Connecting to an online database (Within an organization): How to

Hello All,
I will connect to my organization's online database and my manager mentions something about ODBC Connection.

Is there a tutorial on how to use SQL in R to connect to the online database to get the data?

I hope I phrase the question clear enough. I just don't know how to do this.

Thank you.

1 Like

This should get you started!
http://db.rstudio.com/getting-started/

1 Like

@mara
Hello Mara,
In the link you sent me, I am having trouble understanding what DSN is.
For instance, I am looking at step 3 in "Connect to a Database"
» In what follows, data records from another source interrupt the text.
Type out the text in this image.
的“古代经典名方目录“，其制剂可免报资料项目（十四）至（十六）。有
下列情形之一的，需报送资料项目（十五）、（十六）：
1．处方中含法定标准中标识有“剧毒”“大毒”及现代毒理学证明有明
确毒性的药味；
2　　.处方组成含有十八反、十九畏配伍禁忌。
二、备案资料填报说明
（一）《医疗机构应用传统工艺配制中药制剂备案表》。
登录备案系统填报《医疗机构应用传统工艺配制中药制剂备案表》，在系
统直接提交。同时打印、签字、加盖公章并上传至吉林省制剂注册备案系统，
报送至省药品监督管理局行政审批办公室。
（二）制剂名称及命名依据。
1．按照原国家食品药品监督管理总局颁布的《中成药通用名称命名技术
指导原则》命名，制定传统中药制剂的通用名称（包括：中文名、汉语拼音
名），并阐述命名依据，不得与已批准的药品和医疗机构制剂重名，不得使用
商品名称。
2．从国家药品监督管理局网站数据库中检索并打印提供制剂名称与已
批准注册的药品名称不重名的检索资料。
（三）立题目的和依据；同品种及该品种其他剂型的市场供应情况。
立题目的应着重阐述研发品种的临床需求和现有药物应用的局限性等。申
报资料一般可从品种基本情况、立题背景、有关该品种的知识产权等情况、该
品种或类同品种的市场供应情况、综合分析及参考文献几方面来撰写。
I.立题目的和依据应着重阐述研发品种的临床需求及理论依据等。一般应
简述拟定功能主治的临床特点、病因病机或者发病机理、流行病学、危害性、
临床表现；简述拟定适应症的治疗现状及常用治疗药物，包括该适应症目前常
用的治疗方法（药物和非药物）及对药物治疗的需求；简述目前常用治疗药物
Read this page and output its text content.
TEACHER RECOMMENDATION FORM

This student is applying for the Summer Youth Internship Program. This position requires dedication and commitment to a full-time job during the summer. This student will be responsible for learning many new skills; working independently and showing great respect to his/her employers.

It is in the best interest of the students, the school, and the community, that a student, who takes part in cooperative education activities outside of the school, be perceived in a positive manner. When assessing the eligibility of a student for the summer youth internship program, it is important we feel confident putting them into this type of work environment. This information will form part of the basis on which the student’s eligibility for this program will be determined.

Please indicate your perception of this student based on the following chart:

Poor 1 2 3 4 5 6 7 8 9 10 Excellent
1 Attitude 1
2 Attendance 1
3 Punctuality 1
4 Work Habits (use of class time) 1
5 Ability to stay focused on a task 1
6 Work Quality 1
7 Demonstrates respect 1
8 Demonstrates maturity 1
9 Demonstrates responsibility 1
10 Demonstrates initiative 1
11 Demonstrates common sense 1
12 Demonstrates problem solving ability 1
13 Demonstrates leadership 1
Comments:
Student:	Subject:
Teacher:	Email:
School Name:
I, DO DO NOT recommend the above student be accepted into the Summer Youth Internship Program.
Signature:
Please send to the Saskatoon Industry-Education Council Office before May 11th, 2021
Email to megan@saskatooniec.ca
Determine if a DSN is going to be used to connect to the database. This would be typically something that the Database Administrator, or the technical owner of the database, would setup and provide the R developer a name (known as an alias). Use dbConnect() to open a database connection in this manner:

con <- dbConnect(odbc(), "DSN name")

I ran that code in R and the result was:

Error: nanodbc/nanodbc.cpp:950: IM002: [Microsoft][ODBC Driver Manager] Data source name not found and no default driver specified 

This means my organization does not use DSN (If I am understanding DSN correctly, it is like a channel/tunnel you go through to get the data????^^), so I needed to proceed to step 4 in the same article. I had an error:

con <- dbConnect(odbc(), 
                 Driver = "SQL Server", 
                 Server = "localhost\\SQLEXPRESS", 
                 Database = "datawarehouse", 
                 Trusted_Connection = "True")

Error: nanodbc/nanodbc.cpp:950: 08001: [Microsoft][ODBC SQL Server Driver][DBNETLIB]SQL Server does not exist or access denied. 

What can I do next?

Thank you, Mara!

If you’re trying to connect to a specific existing database and you don’t know the correct credentials, you need to talk to whoever is in charge of administering the database to find out what they are. The code on the tutorial page is just an example — it’s not going to work as-is (unless by some wild coincidence you happened to have a local database with precisely that configuration!).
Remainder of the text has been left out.